+---------- On May 9, atfrost said:
> Tedious stuff, eh?  But I'm not convinced that this isn't a bug.

Oh, I'm sure it's a bug.  I'm just saying that it's probably not
something easily solved, or something that can be solved simply by
implementing published standards.

> As far as I can tell, the current (5.0+) versions of IE and Netscape
> submit form data using whatever encoding is being used to view the form
> submit page.  At least, this has been my emperical experience - I'm not
> too sure what happens when you do something like submit Japanese
> characters from an iso-8859-1 encoded page...

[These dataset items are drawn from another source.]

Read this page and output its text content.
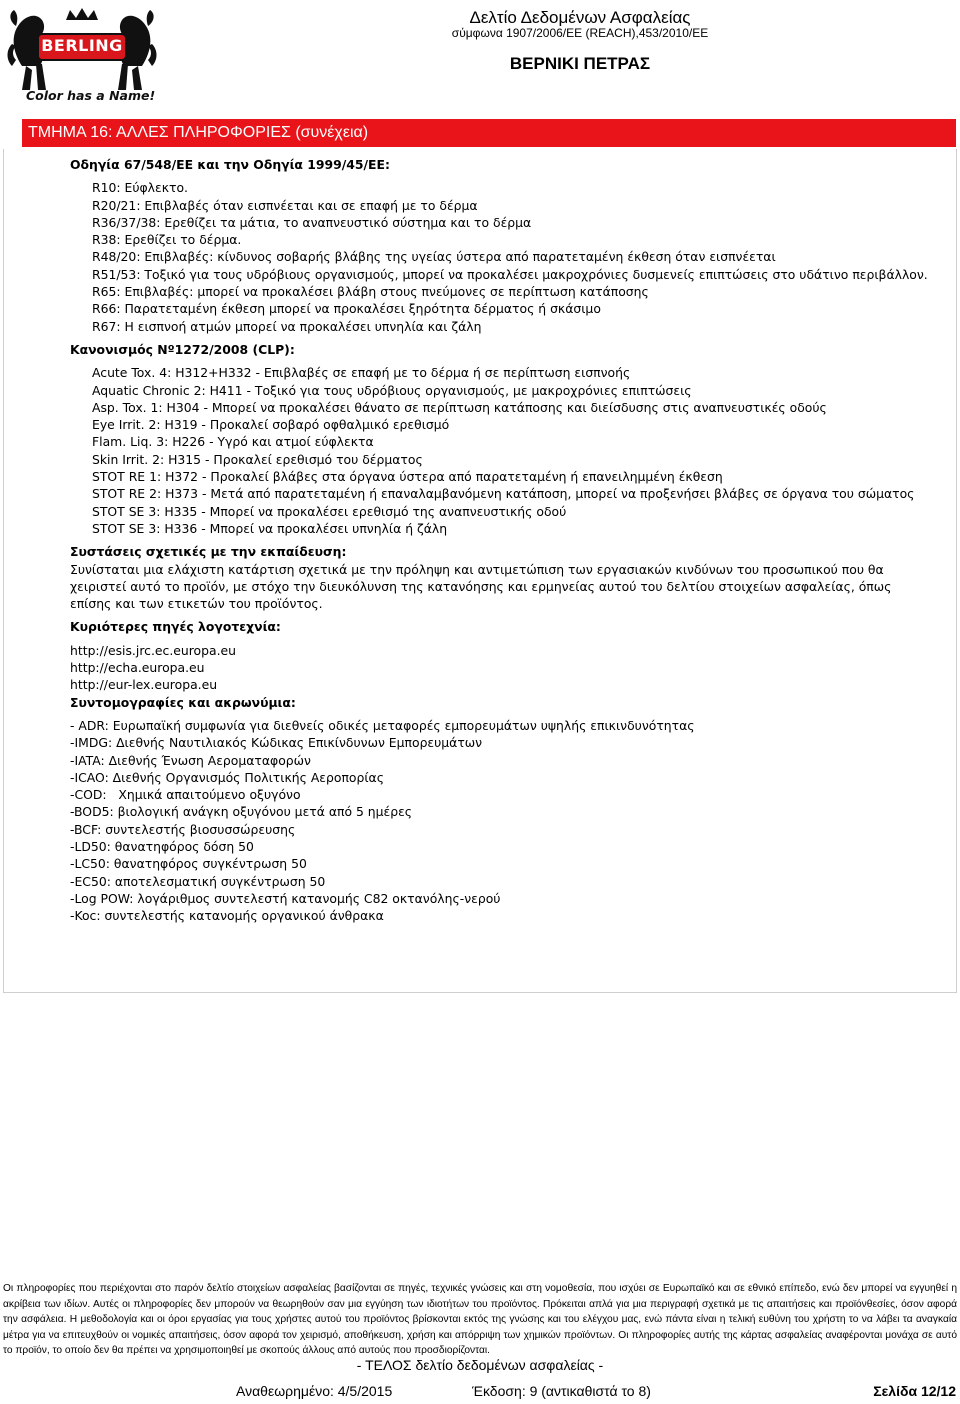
BERLING
Color has a Name!
Δελτίο Δεδομένων Ασφαλείας
σύμφωνα 1907/2006/ΕΕ (REACH),453/2010/ΕΕ
ΒΕΡΝΙΚΙ ΠΕΤΡΑΣ
ΤΜΗΜΑ 16: ΑΛΛΕΣ ΠΛΗΡΟΦΟΡΙΕΣ (συνέχεια)

Οδηγία 67/548/ΕΕ και την Οδηγία 1999/45/ΕΕ:

R10: Εύφλεκτο.

R20/21: Επιβλαβές όταν εισπνέεται και σε επαφή με το δέρμα

R36/37/38: Ερεθίζει τα μάτια, το αναπνευστικό σύστημα και το δέρμα

R38: Ερεθίζει το δέρμα.

R48/20: Επιβλαβές: κίνδυνος σοβαρής βλάβης της υγείας ύστερα από παρατεταμένη έκθεση όταν εισπνέεται

R51/53: Τοξικό για τους υδρόβιους οργανισμούς, μπορεί να προκαλέσει μακροχρόνιες δυσμενείς επιπτώσεις στο υδάτινο περιβάλλον.

R65: Επιβλαβές: μπορεί να προκαλέσει βλάβη στους πνεύμονες σε περίπτωση κατάποσης

R66: Παρατεταμένη έκθεση μπορεί να προκαλέσει ξηρότητα δέρματος ή σκάσιμο

R67: Η εισπνοή ατμών μπορεί να προκαλέσει υπνηλία και ζάλη

Κανονισμός Nº1272/2008 (CLP):

Acute Tox. 4: H312+H332 - Επιβλαβές σε επαφή με το δέρμα ή σε περίπτωση εισπνοής

Aquatic Chronic 2: H411 - Τοξικό για τους υδρόβιους οργανισμούς, με μακροχρόνιες επιπτώσεις

Asp. Tox. 1: H304 - Μπορεί να προκαλέσει θάνατο σε περίπτωση κατάποσης και διείσδυσης στις αναπνευστικές οδούς

Eye Irrit. 2: H319 - Προκαλεί σοβαρό οφθαλμικό ερεθισμό

Flam. Liq. 3: H226 - Υγρό και ατμοί εύφλεκτα

Skin Irrit. 2: H315 - Προκαλεί ερεθισμό του δέρματος

STOT RE 1: H372 - Προκαλεί βλάβες στα όργανα ύστερα από παρατεταμένη ή επανειλημμένη έκθεση

STOT RE 2: H373 - Μετά από παρατεταμένη ή επαναλαμβανόμενη κατάποση, μπορεί να προξενήσει βλάβες σε όργανα του σώματος

STOT SE 3: H335 - Μπορεί να προκαλέσει ερεθισμό της αναπνευστικής οδού

STOT SE 3: H336 - Μπορεί να προκαλέσει υπνηλία ή ζάλη

Συστάσεις σχετικές με την εκπαίδευση:

Συνίσταται μια ελάχιστη κατάρτιση σχετικά με την πρόληψη και αντιμετώπιση των εργασιακών κινδύνων του προσωπικού που θα χειριστεί αυτό το προϊόν, με στόχο την διευκόλυνση της κατανόησης και ερμηνείας αυτού του δελτίου στοιχείων ασφαλείας, όπως επίσης και των ετικετών του προϊόντος.

Κυριότερες πηγές λογοτεχνία:

http://esis.jrc.ec.europa.eu

http://echa.europa.eu

http://eur-lex.europa.eu

Συντομογραφίες και ακρωνύμια:

- ADR: Ευρωπαϊκή συμφωνία για διεθνείς οδικές μεταφορές εμπορευμάτων υψηλής επικινδυνότητας

-IMDG: Διεθνής Ναυτιλιακός Κώδικας Επικίνδυνων Εμπορευμάτων

-IATA: Διεθνής Ένωση Αεροματαφορών

-ICAO: Διεθνής Οργανισμός Πολιτικής Αεροπορίας

-COD:   Χημικά απαιτούμενο οξυγόνο

-BOD5: βιολογική ανάγκη οξυγόνου μετά από 5 ημέρες

-BCF: συντελεστής βιοσυσσώρευσης

-LD50: θανατηφόρος δόση 50

-LC50: θανατηφόρος συγκέντρωση 50

-EC50: αποτελεσματική συγκέντρωση 50

-Log POW: λογάριθμος συντελεστή κατανομής C82 οκτανόλης-νερού

-Koc: συντελεστής κατανομής οργανικού άνθρακα

Οι πληροφορίες που περιέχονται στο παρόν δελτίο στοιχείων ασφαλείας βασίζονται σε πηγές, τεχνικές γνώσεις και στη νομοθεσία, που ισχύει σε Ευρωπαϊκό και σε εθνικό επίπεδο, ενώ δεν μπορεί να εγγυηθεί η ακρίβεια των ιδίων. Αυτές οι πληροφορίες δεν μπορούν να θεωρηθούν σαν μια εγγύηση των ιδιοτήτων του προϊόντος. Πρόκειται απλά για μια περιγραφή σχετικά με τις απαιτήσεις και προϊόνθεσίες, όσον αφορά την ασφάλεια. Η μεθοδολογία και οι όροι εργασίας για τους χρήστες αυτού του προϊόντος βρίσκονται εκτός της γνώσης και του ελέγχου μας, ενώ πάντα είναι η τελική ευθύνη του χρήστη το να λάβει τα αναγκαία μέτρα για να επιτευχθούν οι νομικές απαιτήσεις, όσον αφορά τον χειρισμό, αποθήκευση, χρήση και απόρριψη των χημικών προϊόντων. Οι πληροφορίες αυτής της κάρτας ασφαλείας αναφέρονται μονάχα σε αυτό το προϊόν, το οποίο δεν θα πρέπει να χρησιμοποιηθεί με σκοπούς άλλους από αυτούς που προσδιορίζονται.
- ΤΕΛΟΣ δελτίο δεδομένων ασφαλείας -
Αναθεωρημένο: 4/5/2015	Έκδοση: 9 (αντικαθιστά το 8)	Σελίδα 12/12
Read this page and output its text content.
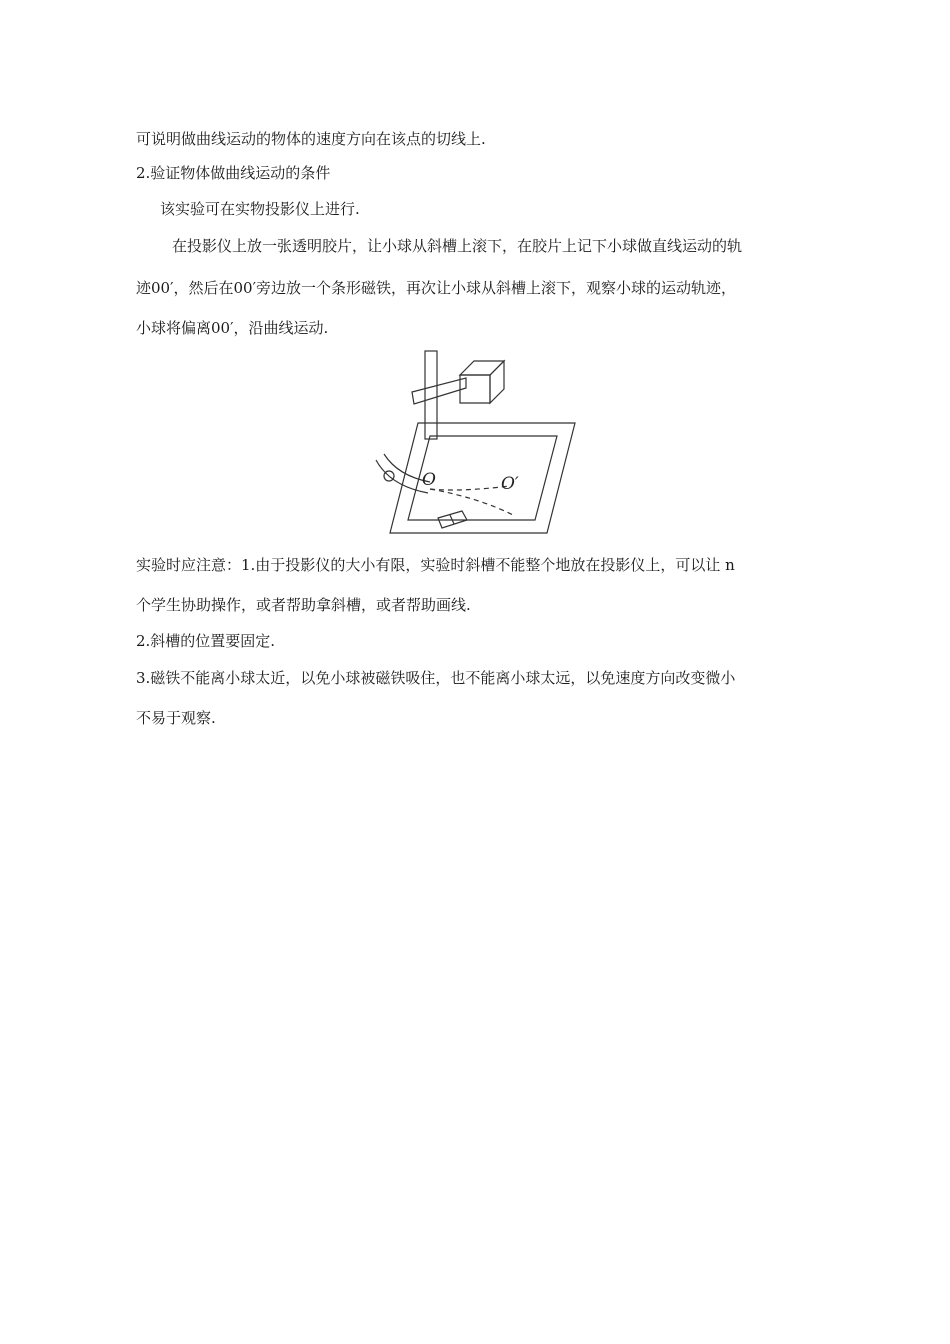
可说明做曲线运动的物体的速度方向在该点的切线上.
2.验证物体做曲线运动的条件
该实验可在实物投影仪上进行.
在投影仪上放一张透明胶片，让小球从斜槽上滚下，在胶片上记下小球做直线运动的轨
迹00′，然后在00′旁边放一个条形磁铁，再次让小球从斜槽上滚下，观察小球的运动轨迹，
小球将偏离00′，沿曲线运动.
O	O′
实验时应注意：1.由于投影仪的大小有限，实验时斜槽不能整个地放在投影仪上，可以让 n
个学生协助操作，或者帮助拿斜槽，或者帮助画线.
2.斜槽的位置要固定.
3.磁铁不能离小球太近，以免小球被磁铁吸住，也不能离小球太远，以免速度方向改变微小
不易于观察.
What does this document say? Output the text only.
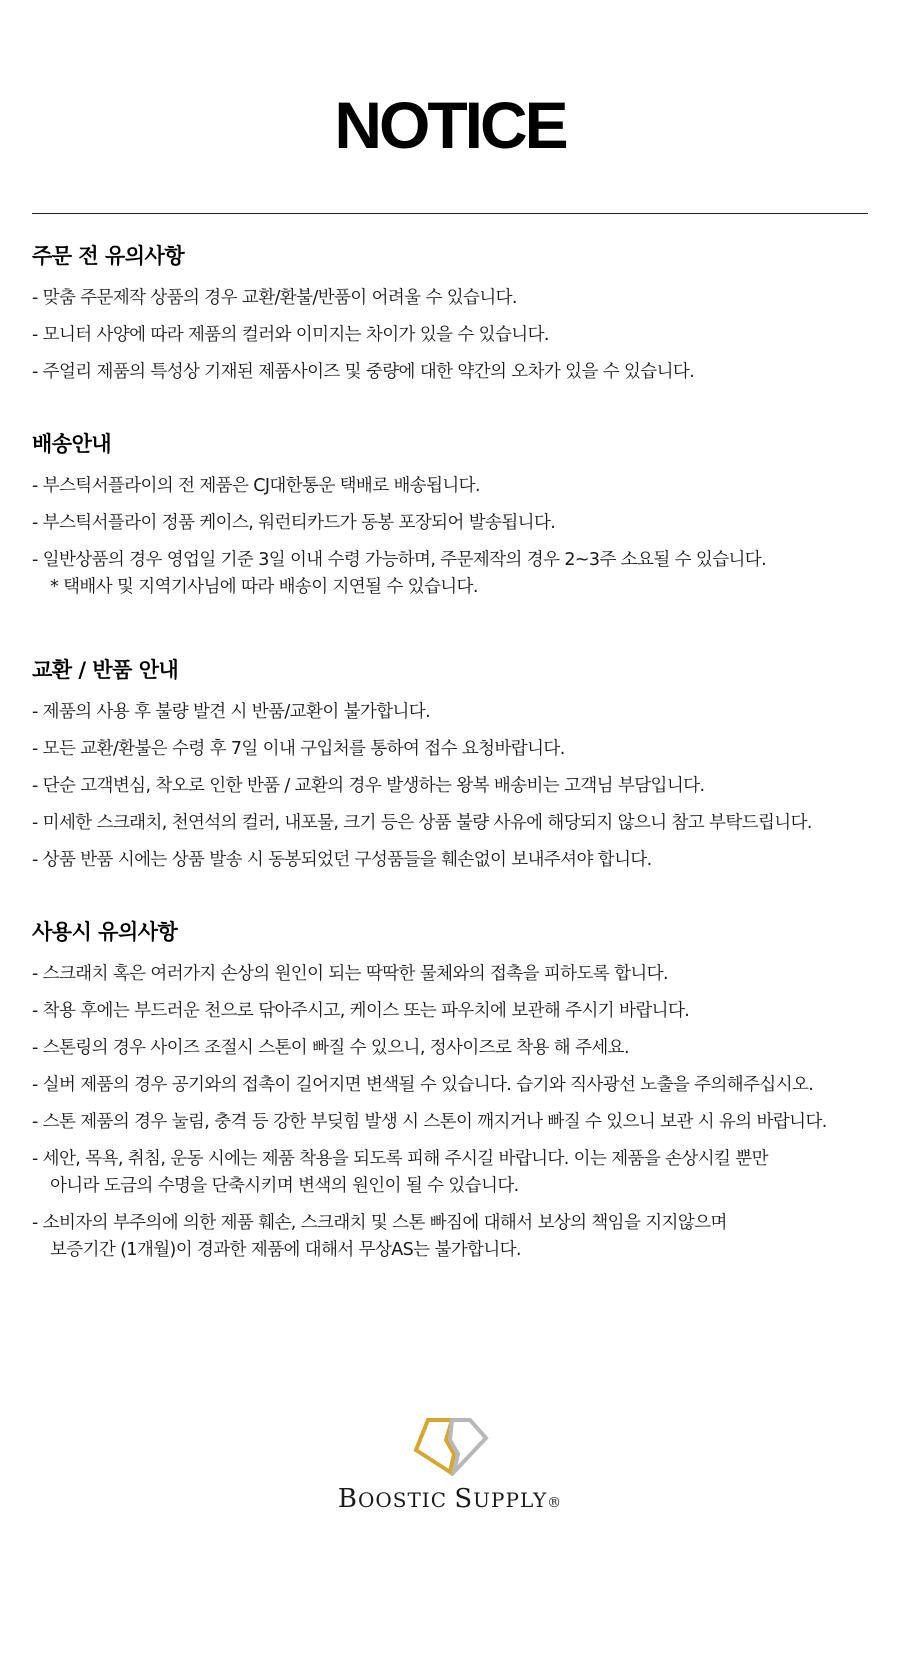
NOTICE
주문 전 유의사항
- 맞춤 주문제작 상품의 경우 교환/환불/반품이 어려울 수 있습니다.
- 모니터 사양에 따라 제품의 컬러와 이미지는 차이가 있을 수 있습니다.
- 주얼리 제품의 특성상 기재된 제품사이즈 및 중량에 대한 약간의 오차가 있을 수 있습니다.
배송안내
- 부스틱서플라이의 전 제품은 CJ대한통운 택배로 배송됩니다.
- 부스틱서플라이 정품 케이스, 워런티카드가 동봉 포장되어 발송됩니다.
- 일반상품의 경우 영업일 기준 3일 이내 수령 가능하며, 주문제작의 경우 2~3주 소요될 수 있습니다.
* 택배사 및 지역기사님에 따라 배송이 지연될 수 있습니다.
교환 / 반품 안내
- 제품의 사용 후 불량 발견 시 반품/교환이 불가합니다.
- 모든 교환/환불은 수령 후 7일 이내 구입처를 통하여 접수 요청바랍니다.
- 단순 고객변심, 착오로 인한 반품 / 교환의 경우 발생하는 왕복 배송비는 고객님 부담입니다.
- 미세한 스크래치, 천연석의 컬러, 내포물, 크기 등은 상품 불량 사유에 해당되지 않으니 참고 부탁드립니다.
- 상품 반품 시에는 상품 발송 시 동봉되었던 구성품들을 훼손없이 보내주셔야 합니다.
사용시 유의사항
- 스크래치 혹은 여러가지 손상의 원인이 되는 딱딱한 물체와의 접촉을 피하도록 합니다.
- 착용 후에는 부드러운 천으로 닦아주시고, 케이스 또는 파우치에 보관해 주시기 바랍니다.
- 스톤링의 경우 사이즈 조절시 스톤이 빠질 수 있으니, 정사이즈로 착용 해 주세요.
- 실버 제품의 경우 공기와의 접촉이 길어지면 변색될 수 있습니다. 습기와 직사광선 노출을 주의해주십시오.
- 스톤 제품의 경우 눌림, 충격 등 강한 부딪힘 발생 시 스톤이 깨지거나 빠질 수 있으니 보관 시 유의 바랍니다.
- 세안, 목욕, 취침, 운동 시에는 제품 착용을 되도록 피해 주시길 바랍니다. 이는 제품을 손상시킬 뿐만
아니라 도금의 수명을 단축시키며 변색의 원인이 될 수 있습니다.
- 소비자의 부주의에 의한 제품 훼손, 스크래치 및 스톤 빠짐에 대해서 보상의 책임을 지지않으며
보증기간 (1개월)이 경과한 제품에 대해서 무상AS는 불가합니다.
BOOSTIC SUPPLY®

But then you have to ask whether you can rely on users having those
versions of the browsers.  When I worked on this stuff some two years
ago, I suggested just doing everything in UTF-8.  But Henry Minsky (in
the ArsDigita Japan office) said browsers that support UTF-8 had only
50% penetration in Japan at the time, so we couldn't just do that.
Maybe by now the fraction is close enough to one that transmitting and
receiving only in UTF-8 is feasible.

> Does AOLServer perform any implicit silent conversion on received form
> data?

Through version 3.3, standard AOLserver doesn't do any "silent
conversion". However, Tcl does, in some circumstances.  It depends on
what you do with the data.

I never looked much at AOLserver 3.4, but I think they might have added
a little bit of I18N support in that version.  I'm pretty sure it wasn't
as complete as what I did for ArsDigita, though.  You might want to try
switching to that version.

> It seems that there must be a way to correct the modification
> that's happening to the data, since AOLServer undoes whatever it's
> doing when it ships the data back out to the client.

The problem is that Tcl may perform uninvertable transformations on
strings that are not in normalized UTF-8 format.